The prescribed rules specify a number of reasons why a trustee could cease to hold office. Some of those reasons are that the trustee could resign, go crazy, be declared insolvent or be removed from office by the owners in general meeting.
Removing and replacing trustees
So the owners can remove a trustee from office but it can only be done at a general meeting. The rules allow the owners to replace that trustee. The replacement must also be done at a general meeting. An ordinary resolution – not a special or unanimous resolution – is required for both removing and replacing a trustee. This simple sounding process is not as easy as it appears: there are a number of practical difficulties.
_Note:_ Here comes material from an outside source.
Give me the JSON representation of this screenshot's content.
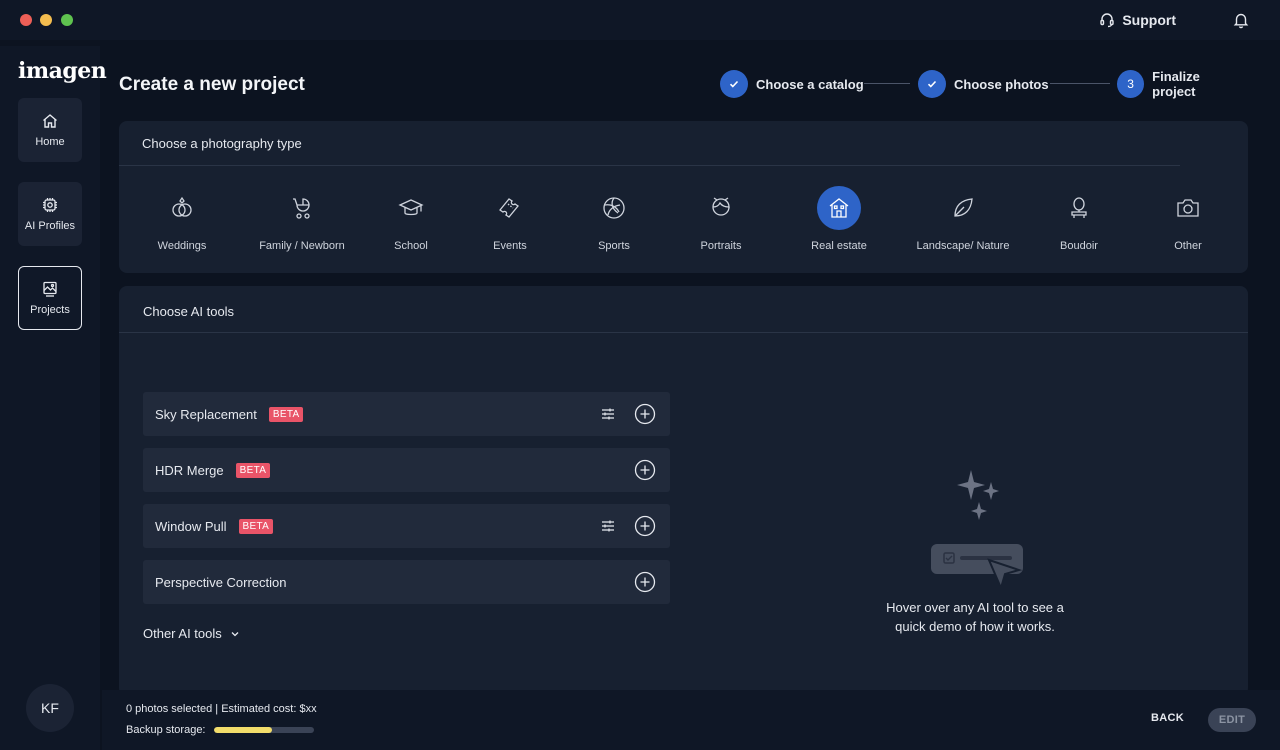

Difficulties in removing trustees
As general meetings are usually convened by the trustees, owners seeking to remove a trustee must ask the trustees to convene the meeting. The trustees are unlikely to be willing to call a meeting to have the entire board removed, but if the request is made by owners holding at least 25% of the total participation quotas, the trustees have no choice but to call the meeting. If they do not call the meeting within fourteen days, the owners who made the request may call the meeting themselves. The notice calling a meeting at which owners may remove a trustee must clearly state that purpose – one can’t ambush a trustee!
So while it is possible to replace all the trustees in one fell swoop, given the number of owners required to force the calling of a meeting, that the notice must state the purpose of the meeting – which is as likely to gather support for the trustees as to gather support for their removal – that there must be a quorum at the meeting and finally, that the majority of those at the meeting have to agree to the removal, there would have to be a very determined effort made on the part of a significant number of owners for this to happen!